Oxford is in first place for the second year in a row, while Cambridge has risen from fourth to second place, shifting the California Institute of Technology into joint third with Stanford.
The THE report says Cambridge’s jump is thanks to improved research income and the quality of research produced this year. Caltech and Stanford both suffered from reduced income.
The THE ranking takes into account quality of teaching, research, the number of academic citations, international reach, and “industry income,” or the extent of the university’s external and non-academic collaborations.
Despite Oxford and Cambridge’s strong performance, there are concerns that Brexit could pose a threat to UK universities’ international standing, both in terms of funding and appeal.
“There’s no doubt that continental Europe is genuinely in a position to capitalise on potential change with Brexit,” Phil Baty, editorial director of the THE ranking, told the Financial Times.
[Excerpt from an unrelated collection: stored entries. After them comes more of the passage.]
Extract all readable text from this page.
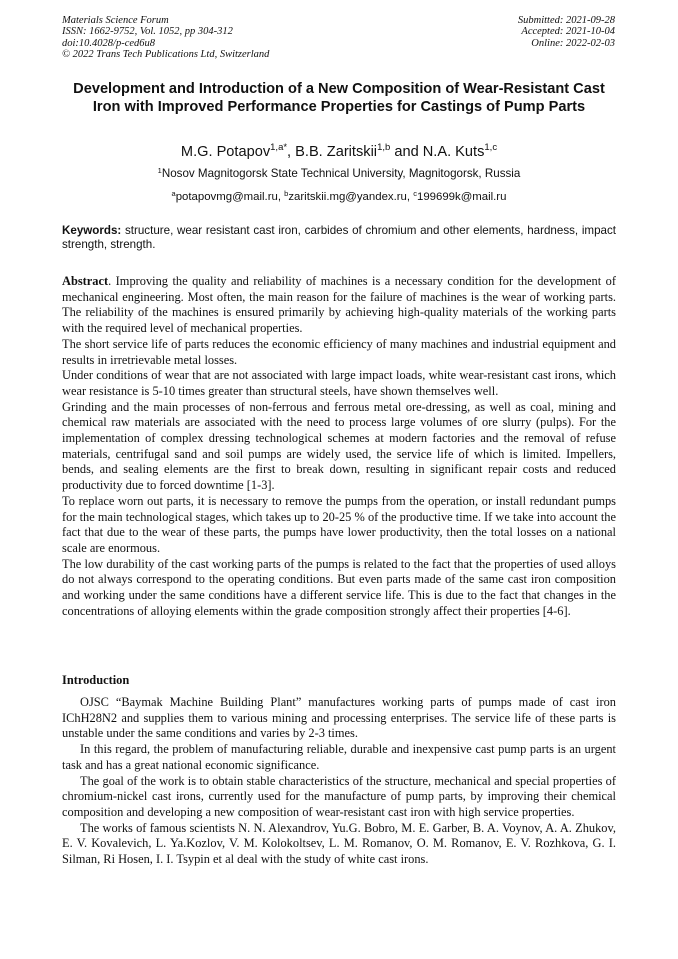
Materials Science Forum
ISSN: 1662-9752, Vol. 1052, pp 304-312
doi:10.4028/p-ced6u8
© 2022 Trans Tech Publications Ltd, Switzerland
Submitted: 2021-09-28
Accepted: 2021-10-04
Online: 2022-02-03
Development and Introduction of a New Composition of Wear-Resistant Cast Iron with Improved Performance Properties for Castings of Pump Parts
M.G. Potapov$^{1,a*}$, B.B. Zaritskii$^{1,b}$ and N.A. Kuts$^{1,c}$
$^1$Nosov Magnitogorsk State Technical University, Magnitogorsk, Russia
$^a$potapovmg@mail.ru, $^b$zaritskii.mg@yandex.ru, $^c$199699k@mail.ru
Keywords: structure, wear resistant cast iron, carbides of chromium and other elements, hardness, impact strength, strength.

Abstract. Improving the quality and reliability of machines is a necessary condition for the development of mechanical engineering. Most often, the main reason for the failure of machines is the wear of working parts. The reliability of the machines is ensured primarily by achieving high-quality materials of the working parts with the required level of mechanical properties.

The short service life of parts reduces the economic efficiency of many machines and industrial equipment and results in irretrievable metal losses.

Under conditions of wear that are not associated with large impact loads, white wear-resistant cast irons, which wear resistance is 5-10 times greater than structural steels, have shown themselves well.

Grinding and the main processes of non-ferrous and ferrous metal ore-dressing, as well as coal, mining and chemical raw materials are associated with the need to process large volumes of ore slurry (pulps). For the implementation of complex dressing technological schemes at modern factories and the removal of refuse materials, centrifugal sand and soil pumps are widely used, the service life of which is limited. Impellers, bends, and sealing elements are the first to break down, resulting in significant repair costs and reduced productivity due to forced downtime [1-3].

To replace worn out parts, it is necessary to remove the pumps from the operation, or install redundant pumps for the main technological stages, which takes up to 20-25 % of the productive time. If we take into account the fact that due to the wear of these parts, the pumps have lower productivity, then the total losses on a national scale are enormous.

The low durability of the cast working parts of the pumps is related to the fact that the properties of used alloys do not always correspond to the operating conditions. But even parts made of the same cast iron composition and working under the same conditions have a different service life. This is due to the fact that changes in the concentrations of alloying elements within the grade composition strongly affect their properties [4-6].

Introduction

OJSC “Baymak Machine Building Plant” manufactures working parts of pumps made of cast iron IChH28N2 and supplies them to various mining and processing enterprises. The service life of these parts is unstable under the same conditions and varies by 2-3 times.

In this regard, the problem of manufacturing reliable, durable and inexpensive cast pump parts is an urgent task and has a great national economic significance.

The goal of the work is to obtain stable characteristics of the structure, mechanical and special properties of chromium-nickel cast irons, currently used for the manufacture of pump parts, by improving their chemical composition and developing a new composition of wear-resistant cast iron with high service properties.

The works of famous scientists N. N. Alexandrov, Yu.G. Bobro, M. E. Garber, B. A. Voynov, A. A. Zhukov, E. V. Kovalevich, L. Ya.Kozlov, V. M. Kolokoltsev, L. M. Romanov, O. M. Romanov, E. V. Rozhkova, G. I. Silman, Ri Hosen, I. I. Tsypin et al deal with the study of white cast irons.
Many UK universities receive substantial amounts of funding from the European Union — Cambridge receives about a quarter of its total research funding from the EU, while Oxford receives about a fifth. Research by the Chartered Association of Business Schools earlier this year also found that 7% of its 120 members had lost EU staff members since the referendum.
Baty suggested Brexit may also have a part to play in the growing gap between the top UK universities and those outside London and the South East, saying that London is still perceived as welcoming and open, while the rest of the UK is beginning to appear less so.
Although London-based universities generally retained strong positions in the ranking, institutions outside the South East fared less well: St. Andrews and the Liverpool were among those UK universities that fell most places, dropping 33 and 19 places respectively.
Sir Anton Muscatelli, vice-chancellor of the University of Glasgow — which saw one of the biggest rises, from 88th to joint 80th — highlighted the growing challenge posed by Asian countries, many of which are investing a greater percentage of GDP into universities than the UK. For the first time, there are now three Asian universities in the THE’s top 30.
Adding to UK universities’ worries, many are facing criticism over vice-chancellor pay, rising student debt levels and standards of teaching. A new measurement for teaching excellence, commissioned by the government, revealed earlier this year that many of the UK’s top “Russell Group” universities had failed to score the top “gold” rating.
According to the THE, the top ten universities are all in either the UK or the US, apart from the Swiss Federal Institute of Technology Zurich, in Switzerland. In total, 31 UK universities make the top 200.